The next morning it’s time for Lassen Peak. The trail is busy but not packed–we see maybe 40 other hikers—and, it must be said, it’s an easier walk than we’d anticipated (perhaps because Cinder Cone was so much tougher than we’d expected). At the top we find a couple of flat rocks and break out our gourmet picnic: bbq pork sandwiches on onion rolls, grilled corn on the cob and boiled then grilled red potatoes. Not bad for leftovers (thank you Airsteram refrigerator!).

Lassen Peak
Lassen Peak in a precious smoke-free moment.

As we eat, thousands of butterflies appear all of them flying around the peak in the same direction (clockwise). It’s something we’ve never seen before and it makes us remember what it feels like when you’re scuba diving in a swirling school of barracuda—lucky and bewildered. What we have seen before are the swarms of chipmunks ruined by too many human handouts. The little beggars are shameless.

Lassen Peak
The last section of the climb to 10,457 foot Lassen Peak.

On the way down a doe and two frisky fawns cross the trail just a few feet behind us before scampering off into a small meadow (mom in perpetual pursuit of her two energetic wanderers).

The next and final morning in the park we reserve for the Bumpass Hell trail where we learn that there really was a Mr. Bumpass (we presume he pronounced it Bum Pass) who used to guide visitors among the area’s sprawling fumaroles and boiling pots until he broke through the crust one day and burned his leg so badly they had to cut it off. Hence, the “Hell” part of the trail name.
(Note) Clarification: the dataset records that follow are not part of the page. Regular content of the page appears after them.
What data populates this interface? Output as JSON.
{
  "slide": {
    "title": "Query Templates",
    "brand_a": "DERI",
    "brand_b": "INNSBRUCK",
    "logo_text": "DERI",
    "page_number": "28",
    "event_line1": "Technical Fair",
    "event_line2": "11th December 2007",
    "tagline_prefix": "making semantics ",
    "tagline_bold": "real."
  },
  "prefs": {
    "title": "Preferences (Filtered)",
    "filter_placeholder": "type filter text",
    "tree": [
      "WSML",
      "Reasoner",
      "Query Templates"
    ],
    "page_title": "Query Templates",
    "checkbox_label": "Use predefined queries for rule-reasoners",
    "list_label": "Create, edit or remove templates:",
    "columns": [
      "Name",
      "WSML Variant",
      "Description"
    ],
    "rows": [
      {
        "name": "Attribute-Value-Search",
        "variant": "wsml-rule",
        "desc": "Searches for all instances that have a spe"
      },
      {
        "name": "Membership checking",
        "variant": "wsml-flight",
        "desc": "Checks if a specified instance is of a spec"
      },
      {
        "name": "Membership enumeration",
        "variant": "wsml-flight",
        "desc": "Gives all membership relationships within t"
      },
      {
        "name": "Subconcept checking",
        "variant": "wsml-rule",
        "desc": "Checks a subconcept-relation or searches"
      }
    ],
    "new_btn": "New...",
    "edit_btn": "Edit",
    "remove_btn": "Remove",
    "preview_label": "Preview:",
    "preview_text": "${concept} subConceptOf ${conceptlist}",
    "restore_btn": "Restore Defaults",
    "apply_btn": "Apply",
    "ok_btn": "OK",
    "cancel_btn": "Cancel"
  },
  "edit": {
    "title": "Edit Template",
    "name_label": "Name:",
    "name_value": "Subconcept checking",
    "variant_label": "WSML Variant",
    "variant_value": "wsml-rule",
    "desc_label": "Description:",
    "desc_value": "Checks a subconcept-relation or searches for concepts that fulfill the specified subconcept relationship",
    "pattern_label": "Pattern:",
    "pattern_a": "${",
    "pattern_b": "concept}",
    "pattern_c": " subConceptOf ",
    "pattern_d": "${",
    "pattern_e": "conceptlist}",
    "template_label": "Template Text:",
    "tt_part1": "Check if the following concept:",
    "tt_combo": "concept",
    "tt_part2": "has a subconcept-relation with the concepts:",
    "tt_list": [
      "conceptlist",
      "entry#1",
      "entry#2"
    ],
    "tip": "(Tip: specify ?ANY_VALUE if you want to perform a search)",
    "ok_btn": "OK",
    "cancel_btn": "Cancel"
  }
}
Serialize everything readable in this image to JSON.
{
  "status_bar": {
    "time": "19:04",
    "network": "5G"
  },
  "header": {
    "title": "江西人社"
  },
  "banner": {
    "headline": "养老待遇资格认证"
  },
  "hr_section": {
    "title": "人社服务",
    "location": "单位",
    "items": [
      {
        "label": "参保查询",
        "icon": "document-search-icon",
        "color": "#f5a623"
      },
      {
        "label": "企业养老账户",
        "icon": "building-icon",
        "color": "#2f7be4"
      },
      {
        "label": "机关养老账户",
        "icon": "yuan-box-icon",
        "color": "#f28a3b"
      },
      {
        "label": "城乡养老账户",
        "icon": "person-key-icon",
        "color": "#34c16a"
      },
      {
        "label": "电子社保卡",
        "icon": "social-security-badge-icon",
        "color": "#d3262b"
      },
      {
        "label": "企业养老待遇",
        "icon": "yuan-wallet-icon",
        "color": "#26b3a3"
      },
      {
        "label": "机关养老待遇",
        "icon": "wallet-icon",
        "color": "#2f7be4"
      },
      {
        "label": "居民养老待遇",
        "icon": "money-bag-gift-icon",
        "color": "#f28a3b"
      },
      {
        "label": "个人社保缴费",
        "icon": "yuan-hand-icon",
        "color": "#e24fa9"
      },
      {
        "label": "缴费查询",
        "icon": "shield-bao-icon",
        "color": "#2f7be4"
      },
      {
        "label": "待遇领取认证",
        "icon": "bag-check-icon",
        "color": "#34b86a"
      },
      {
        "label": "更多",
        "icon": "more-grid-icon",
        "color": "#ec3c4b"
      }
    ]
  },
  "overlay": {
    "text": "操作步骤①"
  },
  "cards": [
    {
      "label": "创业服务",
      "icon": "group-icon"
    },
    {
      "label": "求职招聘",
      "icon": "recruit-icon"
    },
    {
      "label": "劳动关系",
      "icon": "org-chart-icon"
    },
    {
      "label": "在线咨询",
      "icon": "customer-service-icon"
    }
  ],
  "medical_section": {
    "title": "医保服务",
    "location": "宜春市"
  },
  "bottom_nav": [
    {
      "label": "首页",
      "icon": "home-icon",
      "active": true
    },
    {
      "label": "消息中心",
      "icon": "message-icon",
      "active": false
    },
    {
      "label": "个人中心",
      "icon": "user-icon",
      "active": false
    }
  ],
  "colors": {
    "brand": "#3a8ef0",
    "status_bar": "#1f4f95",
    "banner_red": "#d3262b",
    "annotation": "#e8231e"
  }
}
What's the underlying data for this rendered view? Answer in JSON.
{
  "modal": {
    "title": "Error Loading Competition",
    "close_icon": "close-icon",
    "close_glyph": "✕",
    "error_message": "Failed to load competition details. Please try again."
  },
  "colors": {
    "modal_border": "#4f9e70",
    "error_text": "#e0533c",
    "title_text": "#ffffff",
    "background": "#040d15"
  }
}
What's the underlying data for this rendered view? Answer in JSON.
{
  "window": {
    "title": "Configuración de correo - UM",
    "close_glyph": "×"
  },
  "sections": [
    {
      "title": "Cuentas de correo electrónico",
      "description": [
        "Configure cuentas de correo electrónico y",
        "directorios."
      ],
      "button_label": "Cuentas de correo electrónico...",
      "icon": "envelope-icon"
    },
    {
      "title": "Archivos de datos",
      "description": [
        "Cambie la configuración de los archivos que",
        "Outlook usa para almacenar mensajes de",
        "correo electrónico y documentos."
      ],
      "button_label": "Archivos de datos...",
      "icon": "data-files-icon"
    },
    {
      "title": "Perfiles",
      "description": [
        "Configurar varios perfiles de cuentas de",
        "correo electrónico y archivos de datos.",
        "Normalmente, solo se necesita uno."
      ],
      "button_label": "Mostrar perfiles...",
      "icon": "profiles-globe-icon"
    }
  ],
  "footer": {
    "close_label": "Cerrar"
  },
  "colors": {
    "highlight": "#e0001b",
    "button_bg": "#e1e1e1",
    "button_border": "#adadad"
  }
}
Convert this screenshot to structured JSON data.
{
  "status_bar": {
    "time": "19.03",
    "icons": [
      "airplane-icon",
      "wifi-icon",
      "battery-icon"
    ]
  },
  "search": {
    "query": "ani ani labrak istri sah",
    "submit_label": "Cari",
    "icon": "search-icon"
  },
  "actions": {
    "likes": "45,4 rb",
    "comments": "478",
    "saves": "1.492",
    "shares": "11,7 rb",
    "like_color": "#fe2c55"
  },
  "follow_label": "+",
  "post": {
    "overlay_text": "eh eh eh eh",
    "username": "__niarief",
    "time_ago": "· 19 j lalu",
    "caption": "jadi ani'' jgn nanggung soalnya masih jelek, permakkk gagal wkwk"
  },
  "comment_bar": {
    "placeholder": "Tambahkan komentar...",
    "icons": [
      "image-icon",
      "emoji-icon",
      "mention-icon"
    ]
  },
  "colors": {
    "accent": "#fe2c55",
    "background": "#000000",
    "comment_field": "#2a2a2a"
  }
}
Before we even reach the geothermal area we hear the action—a kind of airport runway jet engine roar and hiss that seems to be coming from all directions at once. After a few minutes of stupidly searching the sky trying to spot the planes that must be making all that racket we finally figure it out.

Bumpass Hell Lassen
Bumpass Hell.

Within Bumpass Hell itself are an array of steam vents and patches of bright yellow sulphur and boiling pools of colorful water and putty-colored mud every bit as impressive as what we've seen in Yellowstone National Park (minus the bison and the elk, of course).